Weng and Pluskal had a good starting point: They recognized that kavalactones had a similar structural backbone to chalcones, metabolites shared by all land plants. They hypothesized that one of the enzymes involved in producing kavalactones must be related to the one involved in producing chalcones, chalcone synthase (CHS). They looked for genes encoding similar enzymes and found two synthases that had evolved from an older CHS gene. These synthases, which they call PmSPS1 and PmSPS2, help to shape the basic scaffolding of kavalactones molecules.
Then, with some trial and error, Pluskal found the genes encoding a number of the tailoring enzymes that modify and add to the molecules’ backbone to create a variety of specific kavalactones. In order to test that he had identified the right enzymes, Pluskal cloned the relevant genes and confirmed that the enzymes they encode produced the expected molecules. The team also identified key enzymes in the biosynthetic pathway of flavokavains, molecules in kava that are structurally related to kavalactones and have been shown in studies to have anti-cancer properties.
Once the researchers had their kavalactone genes, they inserted them into bacteria and yeast to begin producing the molecules. This proof of concept for their microbial bio-factory model demonstrated that using microbes could provide a more efficient and scalable production vehicle for kavalactones. The model could also allow for the production of novel molecules engineered by combining kava genes with other genes so the microbes would produce modified kavalactones. This could allow researchers to optimize the molecules for efficiency and safety as therapeutics.
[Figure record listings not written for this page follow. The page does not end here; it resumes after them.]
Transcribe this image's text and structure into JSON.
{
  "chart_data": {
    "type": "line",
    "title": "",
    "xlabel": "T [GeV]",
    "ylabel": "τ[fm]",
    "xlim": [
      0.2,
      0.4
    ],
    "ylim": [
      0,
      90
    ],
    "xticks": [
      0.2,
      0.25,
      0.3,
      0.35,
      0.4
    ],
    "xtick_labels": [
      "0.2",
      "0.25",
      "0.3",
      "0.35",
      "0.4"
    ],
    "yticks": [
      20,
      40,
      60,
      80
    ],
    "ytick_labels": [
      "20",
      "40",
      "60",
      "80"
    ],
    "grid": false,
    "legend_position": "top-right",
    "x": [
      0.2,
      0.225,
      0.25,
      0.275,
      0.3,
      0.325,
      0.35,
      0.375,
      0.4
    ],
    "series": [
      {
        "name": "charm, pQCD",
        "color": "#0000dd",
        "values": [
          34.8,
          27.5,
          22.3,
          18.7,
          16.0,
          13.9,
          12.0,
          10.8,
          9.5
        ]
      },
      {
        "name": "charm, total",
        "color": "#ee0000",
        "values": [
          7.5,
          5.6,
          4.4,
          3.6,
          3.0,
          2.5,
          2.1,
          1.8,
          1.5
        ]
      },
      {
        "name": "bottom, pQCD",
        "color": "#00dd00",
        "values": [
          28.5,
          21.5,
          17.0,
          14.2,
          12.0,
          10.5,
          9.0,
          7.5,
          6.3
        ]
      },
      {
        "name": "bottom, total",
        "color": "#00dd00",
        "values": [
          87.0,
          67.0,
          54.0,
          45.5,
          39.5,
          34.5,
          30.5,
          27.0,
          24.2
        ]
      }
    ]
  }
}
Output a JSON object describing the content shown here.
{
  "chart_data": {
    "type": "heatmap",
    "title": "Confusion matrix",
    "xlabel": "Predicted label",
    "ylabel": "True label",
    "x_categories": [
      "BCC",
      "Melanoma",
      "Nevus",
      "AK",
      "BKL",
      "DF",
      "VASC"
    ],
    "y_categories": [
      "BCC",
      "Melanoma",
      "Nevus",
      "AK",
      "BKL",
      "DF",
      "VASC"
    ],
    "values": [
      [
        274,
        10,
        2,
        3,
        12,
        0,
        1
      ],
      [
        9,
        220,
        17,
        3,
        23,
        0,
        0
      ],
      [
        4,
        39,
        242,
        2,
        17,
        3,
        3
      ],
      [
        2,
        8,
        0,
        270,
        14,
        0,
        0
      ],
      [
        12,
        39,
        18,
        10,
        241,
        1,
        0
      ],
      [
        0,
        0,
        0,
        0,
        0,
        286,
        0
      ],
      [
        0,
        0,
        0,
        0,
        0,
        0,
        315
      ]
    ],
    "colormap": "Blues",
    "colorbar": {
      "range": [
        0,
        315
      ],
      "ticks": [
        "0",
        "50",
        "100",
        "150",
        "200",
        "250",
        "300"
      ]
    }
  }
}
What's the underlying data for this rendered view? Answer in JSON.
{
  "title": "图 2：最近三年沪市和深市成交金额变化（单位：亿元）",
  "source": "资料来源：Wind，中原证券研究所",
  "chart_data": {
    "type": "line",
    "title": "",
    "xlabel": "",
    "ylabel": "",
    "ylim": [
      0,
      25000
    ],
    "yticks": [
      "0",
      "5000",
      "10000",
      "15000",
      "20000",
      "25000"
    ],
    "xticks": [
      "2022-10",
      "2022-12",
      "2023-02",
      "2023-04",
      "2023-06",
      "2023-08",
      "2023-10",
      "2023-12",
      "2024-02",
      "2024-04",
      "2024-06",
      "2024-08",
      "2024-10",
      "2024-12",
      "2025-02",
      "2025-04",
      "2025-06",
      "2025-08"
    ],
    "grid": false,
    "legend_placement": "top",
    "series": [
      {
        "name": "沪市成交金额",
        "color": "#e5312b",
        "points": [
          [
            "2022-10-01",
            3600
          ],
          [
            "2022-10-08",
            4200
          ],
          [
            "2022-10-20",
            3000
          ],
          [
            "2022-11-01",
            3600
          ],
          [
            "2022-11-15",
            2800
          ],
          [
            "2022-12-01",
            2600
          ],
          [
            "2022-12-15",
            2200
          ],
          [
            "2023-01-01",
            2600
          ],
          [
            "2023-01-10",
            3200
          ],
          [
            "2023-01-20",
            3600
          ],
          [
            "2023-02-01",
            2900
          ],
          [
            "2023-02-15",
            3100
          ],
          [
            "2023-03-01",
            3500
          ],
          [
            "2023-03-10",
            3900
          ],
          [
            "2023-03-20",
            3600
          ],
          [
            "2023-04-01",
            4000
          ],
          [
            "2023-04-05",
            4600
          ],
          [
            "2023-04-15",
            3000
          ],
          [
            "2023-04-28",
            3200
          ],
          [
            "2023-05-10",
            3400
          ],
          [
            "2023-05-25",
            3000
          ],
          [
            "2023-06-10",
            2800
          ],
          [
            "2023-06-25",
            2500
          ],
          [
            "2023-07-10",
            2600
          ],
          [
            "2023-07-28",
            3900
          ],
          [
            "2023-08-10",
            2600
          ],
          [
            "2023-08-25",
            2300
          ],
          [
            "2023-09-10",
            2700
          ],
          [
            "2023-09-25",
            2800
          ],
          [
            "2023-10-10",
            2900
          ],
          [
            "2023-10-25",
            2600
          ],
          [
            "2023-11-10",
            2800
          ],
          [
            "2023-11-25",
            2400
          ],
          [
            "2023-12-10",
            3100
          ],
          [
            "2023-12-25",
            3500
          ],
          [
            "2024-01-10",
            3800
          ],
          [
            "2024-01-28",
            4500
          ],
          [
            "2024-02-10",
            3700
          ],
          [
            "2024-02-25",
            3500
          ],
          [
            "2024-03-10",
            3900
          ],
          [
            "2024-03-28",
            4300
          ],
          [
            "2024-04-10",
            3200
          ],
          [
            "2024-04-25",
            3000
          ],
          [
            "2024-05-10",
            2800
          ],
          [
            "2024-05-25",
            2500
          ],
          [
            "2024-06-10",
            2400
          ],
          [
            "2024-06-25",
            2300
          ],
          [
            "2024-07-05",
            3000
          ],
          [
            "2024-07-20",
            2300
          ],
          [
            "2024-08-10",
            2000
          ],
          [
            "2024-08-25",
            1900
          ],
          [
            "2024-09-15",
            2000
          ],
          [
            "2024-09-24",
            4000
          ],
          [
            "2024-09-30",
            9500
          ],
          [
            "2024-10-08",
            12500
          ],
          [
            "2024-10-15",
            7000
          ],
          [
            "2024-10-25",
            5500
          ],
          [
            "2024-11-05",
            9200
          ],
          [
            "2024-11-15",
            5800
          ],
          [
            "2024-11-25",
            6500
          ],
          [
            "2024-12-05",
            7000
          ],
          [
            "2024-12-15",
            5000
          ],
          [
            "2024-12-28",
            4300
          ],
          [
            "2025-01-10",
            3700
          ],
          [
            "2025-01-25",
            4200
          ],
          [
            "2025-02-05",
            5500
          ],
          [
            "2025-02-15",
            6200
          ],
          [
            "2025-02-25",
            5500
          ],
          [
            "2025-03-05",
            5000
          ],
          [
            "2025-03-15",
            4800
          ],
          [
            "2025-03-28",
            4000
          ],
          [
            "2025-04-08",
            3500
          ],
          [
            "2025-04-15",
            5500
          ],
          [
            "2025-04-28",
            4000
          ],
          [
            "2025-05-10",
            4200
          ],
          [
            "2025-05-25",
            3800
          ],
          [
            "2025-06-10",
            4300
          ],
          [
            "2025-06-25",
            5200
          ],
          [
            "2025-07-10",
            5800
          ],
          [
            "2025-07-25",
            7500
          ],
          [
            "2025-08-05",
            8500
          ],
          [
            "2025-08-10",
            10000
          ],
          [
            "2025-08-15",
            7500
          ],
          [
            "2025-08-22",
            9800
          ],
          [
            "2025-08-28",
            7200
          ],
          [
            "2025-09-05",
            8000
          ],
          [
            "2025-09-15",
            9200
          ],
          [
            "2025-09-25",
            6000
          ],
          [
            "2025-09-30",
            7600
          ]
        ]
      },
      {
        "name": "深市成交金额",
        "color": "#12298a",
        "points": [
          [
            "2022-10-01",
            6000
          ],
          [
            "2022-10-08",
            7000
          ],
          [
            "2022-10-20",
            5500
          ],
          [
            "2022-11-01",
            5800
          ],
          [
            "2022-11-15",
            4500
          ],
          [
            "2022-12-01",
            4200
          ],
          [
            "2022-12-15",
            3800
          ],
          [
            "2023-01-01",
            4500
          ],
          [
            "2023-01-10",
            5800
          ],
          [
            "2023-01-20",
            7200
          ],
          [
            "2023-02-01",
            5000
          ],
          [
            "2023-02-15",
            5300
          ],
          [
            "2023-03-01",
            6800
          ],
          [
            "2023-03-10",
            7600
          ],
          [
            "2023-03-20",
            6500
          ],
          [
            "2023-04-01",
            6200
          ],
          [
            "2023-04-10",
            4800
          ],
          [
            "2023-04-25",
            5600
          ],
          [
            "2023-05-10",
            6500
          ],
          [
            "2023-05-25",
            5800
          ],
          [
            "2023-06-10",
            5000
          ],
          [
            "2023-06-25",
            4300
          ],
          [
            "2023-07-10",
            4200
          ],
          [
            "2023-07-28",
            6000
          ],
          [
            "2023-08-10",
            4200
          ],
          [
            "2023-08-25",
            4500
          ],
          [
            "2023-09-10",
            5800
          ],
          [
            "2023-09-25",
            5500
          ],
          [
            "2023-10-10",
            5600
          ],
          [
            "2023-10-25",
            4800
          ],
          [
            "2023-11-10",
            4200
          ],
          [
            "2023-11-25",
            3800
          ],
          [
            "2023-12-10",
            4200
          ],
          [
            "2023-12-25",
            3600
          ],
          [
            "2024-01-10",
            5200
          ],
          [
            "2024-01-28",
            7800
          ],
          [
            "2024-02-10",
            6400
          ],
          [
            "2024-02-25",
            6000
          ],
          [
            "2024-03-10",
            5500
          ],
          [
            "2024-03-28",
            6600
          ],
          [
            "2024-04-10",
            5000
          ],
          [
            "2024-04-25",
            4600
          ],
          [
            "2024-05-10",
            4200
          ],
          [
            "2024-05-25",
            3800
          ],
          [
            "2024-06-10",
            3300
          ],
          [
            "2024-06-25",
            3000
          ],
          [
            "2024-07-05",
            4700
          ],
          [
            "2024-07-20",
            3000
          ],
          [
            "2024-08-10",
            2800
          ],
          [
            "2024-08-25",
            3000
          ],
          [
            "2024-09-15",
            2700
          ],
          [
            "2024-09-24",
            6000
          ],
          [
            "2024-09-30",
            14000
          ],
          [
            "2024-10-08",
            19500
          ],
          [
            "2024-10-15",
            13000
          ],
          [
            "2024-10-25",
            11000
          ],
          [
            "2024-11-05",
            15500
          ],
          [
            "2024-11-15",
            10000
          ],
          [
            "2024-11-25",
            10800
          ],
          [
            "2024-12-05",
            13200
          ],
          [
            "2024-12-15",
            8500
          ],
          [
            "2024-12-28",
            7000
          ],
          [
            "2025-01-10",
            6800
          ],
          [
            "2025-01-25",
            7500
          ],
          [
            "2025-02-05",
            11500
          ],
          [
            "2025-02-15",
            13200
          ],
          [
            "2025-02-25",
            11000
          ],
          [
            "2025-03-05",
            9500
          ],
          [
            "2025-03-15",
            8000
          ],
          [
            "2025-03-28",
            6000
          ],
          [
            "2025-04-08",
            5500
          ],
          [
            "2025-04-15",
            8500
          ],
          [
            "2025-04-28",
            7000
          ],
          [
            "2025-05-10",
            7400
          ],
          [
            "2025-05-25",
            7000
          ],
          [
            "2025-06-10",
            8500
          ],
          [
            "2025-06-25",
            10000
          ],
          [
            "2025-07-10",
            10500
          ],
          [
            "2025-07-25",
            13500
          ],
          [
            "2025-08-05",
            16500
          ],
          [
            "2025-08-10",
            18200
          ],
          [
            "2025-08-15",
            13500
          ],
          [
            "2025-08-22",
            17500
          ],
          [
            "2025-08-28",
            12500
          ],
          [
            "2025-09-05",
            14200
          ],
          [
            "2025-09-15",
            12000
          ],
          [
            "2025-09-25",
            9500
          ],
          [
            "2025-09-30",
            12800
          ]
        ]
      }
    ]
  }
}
“There’s a very urgent need for therapies to treat mental disorders, and for safer pain relief options,” Weng says. “Our model eliminates several of the bottlenecks in drug development from plants by increasing access to natural medicinal molecules and allowing for the creation of new-to-nature molecules.”
Kava is only one of many plants around the world containing unique molecules that could be of great medicinal value. Weng and Pluskal hope that their model — combining the use of drug discovery from plants used in traditional medicine, genomics, synthetic biology, and microbial mass production — will be used to better harness the great diversity of plant chemistry around the world in order to help patients in need.
This work was supported by grants from the Smith Family Foundation, Edward N. and Della L. Thome Memorial Foundation, the Family Larsson-Rosenquist Foundation, and the National Science Foundation. Tomáš Pluskal is a Simons Foundation Fellow of the Helen Hay Whitney Foundation. Jing-Ke Weng is supported by the Beckman Young Investigator Program, Pew Scholars Program in the Biomedical Sciences, and the Searle Scholars Program.